Higher taxes are of little concern to the uber-wealthy in San Francisco, and higher prices for the energy to heat and cool homes are not onerous in the benign coastal climate. In other words, San Francisco elites are barely affected by the policies they endorse.

History explains part of the cultural difference between San Francisco and Tucson.

By the mid-nineteenth century, San Francisco had left behind its Spanish/Catholic missionary beginnings and replaced them with an Anglo-Saxon, or Yankee, pursuit of money.

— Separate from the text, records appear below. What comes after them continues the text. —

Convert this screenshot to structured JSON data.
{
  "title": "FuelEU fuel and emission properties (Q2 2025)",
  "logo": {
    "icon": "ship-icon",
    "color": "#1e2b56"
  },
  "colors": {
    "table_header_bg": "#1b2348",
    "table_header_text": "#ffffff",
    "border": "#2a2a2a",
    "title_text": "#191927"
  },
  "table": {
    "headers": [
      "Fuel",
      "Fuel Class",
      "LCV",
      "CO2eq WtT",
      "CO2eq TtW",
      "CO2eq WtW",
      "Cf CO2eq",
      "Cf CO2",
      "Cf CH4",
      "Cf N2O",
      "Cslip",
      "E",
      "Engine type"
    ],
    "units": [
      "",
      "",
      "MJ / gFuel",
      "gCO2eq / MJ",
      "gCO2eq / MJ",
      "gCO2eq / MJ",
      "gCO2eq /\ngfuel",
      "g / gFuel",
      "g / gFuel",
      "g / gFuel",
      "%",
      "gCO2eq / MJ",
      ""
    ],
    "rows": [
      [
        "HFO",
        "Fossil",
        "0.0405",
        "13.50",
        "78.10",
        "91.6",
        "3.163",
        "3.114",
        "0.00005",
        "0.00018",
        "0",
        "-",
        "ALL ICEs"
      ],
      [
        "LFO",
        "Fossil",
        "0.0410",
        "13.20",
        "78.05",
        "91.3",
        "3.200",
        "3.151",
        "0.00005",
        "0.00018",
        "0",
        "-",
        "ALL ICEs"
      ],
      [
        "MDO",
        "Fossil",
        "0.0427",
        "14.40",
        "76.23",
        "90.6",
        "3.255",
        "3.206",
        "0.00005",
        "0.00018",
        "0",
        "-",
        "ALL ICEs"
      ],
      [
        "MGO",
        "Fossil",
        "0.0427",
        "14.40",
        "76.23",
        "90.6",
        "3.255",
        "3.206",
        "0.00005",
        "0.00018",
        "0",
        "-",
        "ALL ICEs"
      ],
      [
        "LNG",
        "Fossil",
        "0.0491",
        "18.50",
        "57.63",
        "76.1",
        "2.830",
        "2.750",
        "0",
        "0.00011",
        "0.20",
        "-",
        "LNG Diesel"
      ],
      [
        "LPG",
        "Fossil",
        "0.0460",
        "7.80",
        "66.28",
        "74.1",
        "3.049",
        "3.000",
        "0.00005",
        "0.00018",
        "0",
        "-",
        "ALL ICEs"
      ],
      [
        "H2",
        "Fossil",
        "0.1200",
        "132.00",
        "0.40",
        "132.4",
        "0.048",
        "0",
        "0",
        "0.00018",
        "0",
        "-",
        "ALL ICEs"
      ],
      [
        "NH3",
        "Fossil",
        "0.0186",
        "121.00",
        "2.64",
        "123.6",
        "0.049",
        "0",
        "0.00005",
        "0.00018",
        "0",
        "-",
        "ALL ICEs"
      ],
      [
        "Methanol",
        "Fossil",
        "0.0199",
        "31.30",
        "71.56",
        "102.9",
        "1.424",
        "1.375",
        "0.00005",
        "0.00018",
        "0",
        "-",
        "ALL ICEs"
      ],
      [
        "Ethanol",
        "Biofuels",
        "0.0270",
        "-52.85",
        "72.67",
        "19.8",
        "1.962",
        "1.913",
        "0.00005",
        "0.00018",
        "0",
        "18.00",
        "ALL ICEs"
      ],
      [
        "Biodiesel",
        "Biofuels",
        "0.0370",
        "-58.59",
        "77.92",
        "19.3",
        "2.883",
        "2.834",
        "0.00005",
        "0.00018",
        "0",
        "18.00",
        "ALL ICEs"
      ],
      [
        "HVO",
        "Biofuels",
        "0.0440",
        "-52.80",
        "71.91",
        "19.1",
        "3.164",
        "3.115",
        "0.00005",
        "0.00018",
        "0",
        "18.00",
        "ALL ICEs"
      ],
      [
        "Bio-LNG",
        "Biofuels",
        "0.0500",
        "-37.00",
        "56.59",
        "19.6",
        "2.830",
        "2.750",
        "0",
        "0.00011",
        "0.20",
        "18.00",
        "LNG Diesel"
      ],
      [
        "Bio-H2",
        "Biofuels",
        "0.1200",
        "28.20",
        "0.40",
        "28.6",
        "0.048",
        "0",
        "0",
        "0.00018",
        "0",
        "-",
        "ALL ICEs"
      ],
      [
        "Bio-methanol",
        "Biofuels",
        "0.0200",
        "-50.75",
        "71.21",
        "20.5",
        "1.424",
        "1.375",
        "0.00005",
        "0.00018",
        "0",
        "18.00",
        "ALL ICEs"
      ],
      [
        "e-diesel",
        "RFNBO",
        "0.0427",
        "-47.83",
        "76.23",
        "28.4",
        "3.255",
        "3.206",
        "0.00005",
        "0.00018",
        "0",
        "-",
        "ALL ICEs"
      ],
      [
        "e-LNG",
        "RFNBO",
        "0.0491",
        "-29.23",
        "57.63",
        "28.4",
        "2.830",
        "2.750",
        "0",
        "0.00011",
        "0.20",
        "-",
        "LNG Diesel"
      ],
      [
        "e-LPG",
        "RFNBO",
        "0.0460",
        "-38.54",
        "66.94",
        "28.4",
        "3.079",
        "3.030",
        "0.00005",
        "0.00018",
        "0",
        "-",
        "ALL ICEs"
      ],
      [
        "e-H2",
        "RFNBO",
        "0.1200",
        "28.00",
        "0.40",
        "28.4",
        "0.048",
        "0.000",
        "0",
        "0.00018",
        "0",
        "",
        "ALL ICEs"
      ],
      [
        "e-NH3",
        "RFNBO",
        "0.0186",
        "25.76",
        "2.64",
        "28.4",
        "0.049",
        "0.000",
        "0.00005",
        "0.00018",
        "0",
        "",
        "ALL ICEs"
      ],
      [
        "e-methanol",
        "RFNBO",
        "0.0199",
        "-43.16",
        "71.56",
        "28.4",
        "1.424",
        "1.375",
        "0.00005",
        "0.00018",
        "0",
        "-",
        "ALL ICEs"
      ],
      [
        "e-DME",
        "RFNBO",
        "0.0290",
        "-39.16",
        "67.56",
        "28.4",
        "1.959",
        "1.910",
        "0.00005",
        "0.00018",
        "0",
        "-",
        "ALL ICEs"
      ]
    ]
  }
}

It became the staging area for the Gold Rush, the western terminus of the transcontinental railroad, a financial center, and the home of such tycoons (and scoundrels) as Leland Stanford, who would establish Stanford University.

San Francisco also became a magnet for adventurers, bohemians, revolutionaries, and, later, hippies, flower children, libertines, the homeless, and the likes of Mark Zuckerberg and other billionaire nerds—all drawn to its climate, scenery, easy living, and money sloshing about.

At the same time, Stanford University became an intellectual and ideological counterbalance to Berkeley, especially its Hoover Institution. There is no intellectual or ideological counterbalance in Tucson to the University of Arizona.

Nor is there much of a business counterbalance to the University of Arizona. Until recently, the university was the largest employer in Tucson, and when Tucson had much less population than its current 1.05 million residents, the city was like a small college town, in that it was dominated politically and economically by faculty and staff on the government payroll and with government sinecure. 

There may not have been an outright hostility toward industry in Tucson, but there sure was an aversion for big business, an aversion that lingers today.

Tucson also suffers from not shedding the cultural legacy of the Spanish Empire, which had extended just north of Tucson to the Gila River in present-day Arizona. The Spanish Empire in the Americas was built on an economy of extraction, primarily silver, and governed by a one-party state and a two-class society, with a small number of aristocrats at the top and everyone else below. The culture didn’t change much under Mexico. And in many ways, the dominant Catholic Church maintained the status quo, as this Catholic reluctantly admits.

The net result is that Tucson is a very poor city, with a poverty rate twice the national average and all that comes with poverty: crime, blight, and lousy test scores. It is largely shunned by rich companies as a location for their headquarters or major operations—and by hip techies and other knowledge workers, who pretend to be woke and to care about the poor but gravitate to more prosperous cities.

This is the price that Tucson pays for being like San Francisco politically but not economically. Tucsonans have been true to their progressive values and their distrust of markets and big business but their authenticity comes at a great cost.